The global fisheries and aquaculture industry are evolving rapidly to increase resource efficiency, boost output sustainably improve food security. Aquaculture – farming freshwater fish and crustaceans – is developing more rapidly in emerging markets than mature ones, and is growing strongly in Hong Kong.
Hong Kong Trade Development Council (HKTDC) Research last month held an online seminar The Road to Zero Carbon: Climate-Smart Agricultural Technology to discuss sustainable aquaculture.
HKTDC Economist Edmund Lo said: “According to the definition of the World Bank, food security means that everyone in the world can stably obtain enough food and nutrition to live a healthy life. Studies have shown that 1% food inflation boosts the number of people in extreme poverty by 10 million globally. To achieve food security, four conditions must be met – sufficient supply, reasonable price, balance between supply and demand and effective utilisation.”
Food comprised 27% of Hong Kong's Composite Consumer Price Index, second-largest element after housing and the main factor driving inflation, Mr Lo pointed out.
“Affected by the pandemic in the past three years, according to data from the Food and Agriculture Organization of the United Nations (FAO), the international food price index soared from 92.1 at the beginning of the COVID-19 outbreak in 2020 to once 156.3,” he said.

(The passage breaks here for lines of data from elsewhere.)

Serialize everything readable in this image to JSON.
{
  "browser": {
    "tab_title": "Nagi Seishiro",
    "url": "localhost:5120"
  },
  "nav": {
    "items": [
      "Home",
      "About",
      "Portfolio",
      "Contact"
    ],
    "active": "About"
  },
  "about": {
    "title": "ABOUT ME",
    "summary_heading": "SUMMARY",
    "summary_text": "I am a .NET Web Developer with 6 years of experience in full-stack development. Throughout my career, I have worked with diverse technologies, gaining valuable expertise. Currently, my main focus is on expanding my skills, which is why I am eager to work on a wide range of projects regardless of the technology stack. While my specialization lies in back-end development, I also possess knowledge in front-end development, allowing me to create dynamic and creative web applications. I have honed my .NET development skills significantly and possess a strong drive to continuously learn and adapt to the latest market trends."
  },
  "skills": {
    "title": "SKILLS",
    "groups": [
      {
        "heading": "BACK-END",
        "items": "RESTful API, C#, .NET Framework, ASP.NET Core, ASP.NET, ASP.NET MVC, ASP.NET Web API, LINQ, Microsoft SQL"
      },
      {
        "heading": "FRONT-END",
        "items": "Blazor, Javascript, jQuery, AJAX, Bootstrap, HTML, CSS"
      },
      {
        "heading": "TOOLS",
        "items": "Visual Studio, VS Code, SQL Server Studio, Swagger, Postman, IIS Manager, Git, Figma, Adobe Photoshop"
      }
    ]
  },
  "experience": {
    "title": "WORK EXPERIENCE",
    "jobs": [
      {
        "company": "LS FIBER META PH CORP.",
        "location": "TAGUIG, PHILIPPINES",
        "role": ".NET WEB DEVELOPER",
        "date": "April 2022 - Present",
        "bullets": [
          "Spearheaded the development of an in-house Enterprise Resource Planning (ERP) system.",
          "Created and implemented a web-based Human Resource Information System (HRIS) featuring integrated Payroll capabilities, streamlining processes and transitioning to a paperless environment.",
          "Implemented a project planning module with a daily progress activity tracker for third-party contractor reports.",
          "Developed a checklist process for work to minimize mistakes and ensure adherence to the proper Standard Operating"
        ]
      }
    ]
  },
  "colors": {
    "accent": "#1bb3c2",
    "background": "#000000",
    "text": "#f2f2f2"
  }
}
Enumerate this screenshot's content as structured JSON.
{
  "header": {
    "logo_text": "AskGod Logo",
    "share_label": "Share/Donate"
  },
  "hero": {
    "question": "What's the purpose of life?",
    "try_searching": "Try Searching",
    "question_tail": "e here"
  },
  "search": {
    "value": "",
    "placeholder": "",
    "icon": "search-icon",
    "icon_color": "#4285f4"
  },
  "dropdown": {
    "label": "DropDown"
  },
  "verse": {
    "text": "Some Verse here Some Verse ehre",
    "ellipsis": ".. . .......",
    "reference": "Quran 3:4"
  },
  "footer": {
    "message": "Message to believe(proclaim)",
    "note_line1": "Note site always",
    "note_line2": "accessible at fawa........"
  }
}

The index had since fallen back to 122.4 in March this year, but was still higher than before the pandemic, reflecting that international trade plays an important role in food security. In the past few years, various customs closures and entry restrictions have been implemented around the world to prevent and control the epidemic. and global supply chains, further impacting food security.” Costly fertiliser also boosted prices.
Many developing countries were ahead of advanced economies in aquaculture, Mr Lo pointed out. “According to the latest FAO data, aquaculture and marine fishing account for 56% and 44% of global fish production respectively. The aquaculture ratio in the mainland, as high as 83%, ranks first worldwide, followed by 55% in South Asia.
“In high-income countries the aquaculture ratio is however a relatively low 27%. The mainland accounts for 60% of global aquaculture output, improving nutrition and driving rural economic development. Aquaculture also safeguards food security, ecological environment and natural resources.”
Start-ups are driving the world towards sustainable development. Smart Farming, a Hong Kong start-up company committed to promoting the development of environmentally friendly aquaculture and agriculture, uses new technology to breed high-quality fish and agricultural products, promoting the sustainable development of local fish and agriculture, and Hong Kong's climate-smart agricultural technology to the world.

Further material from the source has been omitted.